Nostalgia da Senzala

Fernando Grostein Andrade

Porque me dá indignação quando um grupo de ex-alunos do Santa Cruz decide “matar a saudade do senzala”.

Meus avós escaparam do Holocausto, fugindo da Polônia e Rússia, rumo a América latina. A parte da família que ficou na Europa foi assassinada por nazistas.  Minha religiosidade e espiritualidade ainda são páginas a serem escritas na minha vida, mas não tenho dúvidas, sou judeu, com muito orgulho. Holocausto, foi durante séculos, a palavra usada para designar grandes massacres.  Desde 1960, se tornou um termo que remete diretamente ao genocídio dos judeus, quando mais seis de milhões de pessoas foram assassinadas pelos nazistas. Mas este não foi o único holocausto: mais de cinco milhões de negros foram forçados a uma diáspora durante o período da escravidão no Brasil, segundo o historiador Laurentino Gomes. Também é importante lembrar dos povos indígenas que foram massacradas pelos colonizadores europeus – e continuam sofrendo até hoje.

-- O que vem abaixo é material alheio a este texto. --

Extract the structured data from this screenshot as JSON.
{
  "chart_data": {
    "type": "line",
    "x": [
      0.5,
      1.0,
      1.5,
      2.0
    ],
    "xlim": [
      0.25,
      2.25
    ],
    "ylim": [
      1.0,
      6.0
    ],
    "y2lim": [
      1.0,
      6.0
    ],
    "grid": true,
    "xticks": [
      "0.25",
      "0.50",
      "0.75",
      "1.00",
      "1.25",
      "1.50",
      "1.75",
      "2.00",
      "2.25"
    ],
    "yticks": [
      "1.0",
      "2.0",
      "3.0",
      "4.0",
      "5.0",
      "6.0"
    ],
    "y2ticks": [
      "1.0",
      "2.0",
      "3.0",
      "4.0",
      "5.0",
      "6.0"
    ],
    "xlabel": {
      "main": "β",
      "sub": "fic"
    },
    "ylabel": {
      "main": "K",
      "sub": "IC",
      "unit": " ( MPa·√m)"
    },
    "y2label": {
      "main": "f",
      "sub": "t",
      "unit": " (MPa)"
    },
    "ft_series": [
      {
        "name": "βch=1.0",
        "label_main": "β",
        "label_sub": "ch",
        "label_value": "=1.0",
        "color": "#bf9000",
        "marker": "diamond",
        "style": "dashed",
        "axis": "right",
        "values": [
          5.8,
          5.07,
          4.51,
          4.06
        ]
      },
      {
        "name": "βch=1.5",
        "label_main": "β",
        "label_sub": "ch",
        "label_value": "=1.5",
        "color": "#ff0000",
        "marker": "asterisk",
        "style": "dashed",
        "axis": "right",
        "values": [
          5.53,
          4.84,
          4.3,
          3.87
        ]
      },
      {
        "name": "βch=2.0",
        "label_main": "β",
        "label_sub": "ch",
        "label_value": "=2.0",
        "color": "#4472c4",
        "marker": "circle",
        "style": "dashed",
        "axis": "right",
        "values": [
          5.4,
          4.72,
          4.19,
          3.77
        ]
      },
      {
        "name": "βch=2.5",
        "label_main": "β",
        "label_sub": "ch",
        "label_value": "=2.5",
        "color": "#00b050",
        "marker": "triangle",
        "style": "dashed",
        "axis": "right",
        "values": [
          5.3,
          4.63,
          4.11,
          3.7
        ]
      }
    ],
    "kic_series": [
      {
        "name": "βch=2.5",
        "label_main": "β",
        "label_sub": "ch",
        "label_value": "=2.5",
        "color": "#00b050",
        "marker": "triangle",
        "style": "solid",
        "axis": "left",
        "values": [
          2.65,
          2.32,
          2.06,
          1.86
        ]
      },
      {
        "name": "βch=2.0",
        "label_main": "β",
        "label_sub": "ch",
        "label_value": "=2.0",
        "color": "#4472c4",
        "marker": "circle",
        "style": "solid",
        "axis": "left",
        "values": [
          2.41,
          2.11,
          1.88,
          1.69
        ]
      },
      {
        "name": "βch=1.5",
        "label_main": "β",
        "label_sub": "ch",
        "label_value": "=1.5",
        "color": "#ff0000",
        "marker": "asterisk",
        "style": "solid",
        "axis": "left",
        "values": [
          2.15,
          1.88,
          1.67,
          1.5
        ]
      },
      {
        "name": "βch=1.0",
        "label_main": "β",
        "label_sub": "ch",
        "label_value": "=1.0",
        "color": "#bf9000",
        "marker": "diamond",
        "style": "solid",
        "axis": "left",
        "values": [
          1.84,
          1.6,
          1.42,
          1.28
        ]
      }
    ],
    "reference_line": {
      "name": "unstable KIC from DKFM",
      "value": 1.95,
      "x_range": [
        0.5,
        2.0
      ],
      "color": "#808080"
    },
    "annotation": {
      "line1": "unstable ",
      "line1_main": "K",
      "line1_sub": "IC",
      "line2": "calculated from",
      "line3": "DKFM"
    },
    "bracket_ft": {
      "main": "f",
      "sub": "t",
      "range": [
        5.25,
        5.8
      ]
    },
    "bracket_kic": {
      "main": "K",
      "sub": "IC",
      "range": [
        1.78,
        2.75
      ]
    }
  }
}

Não consigo entender, portanto, quando leio nos grupos do WhatsApp que um grupo de alunos da escola onde estudei decide matar a saudades do “Bar Senzala” que está fechando uma das suas unidades. Explico para quem não sabe o contexto. O Santa Cruz é um grande colégio paulista, por lá estudaram de Chico Buarque a grandes empresários do setor financeiro. A escola sempre cultivou um enorme clima de tolerância e diversidade. Algumas quadras da escola existe um bar e um restaurante chamados “Senzala”.  Exatamente a palavra que significa cativeiro e é usada no Brasil por pessoas não negras sem pudor. É uma palavra sem peso algum para muitos de nós brancos . É claro, não é dor e nem a história dos brancos.  Não existe uma discussão sobre o que palavras como senzala, pelourinho, criado-mudo significam para os milhares de descendentes de escravizados. Não há respeito pela dor dos negros no Brasil.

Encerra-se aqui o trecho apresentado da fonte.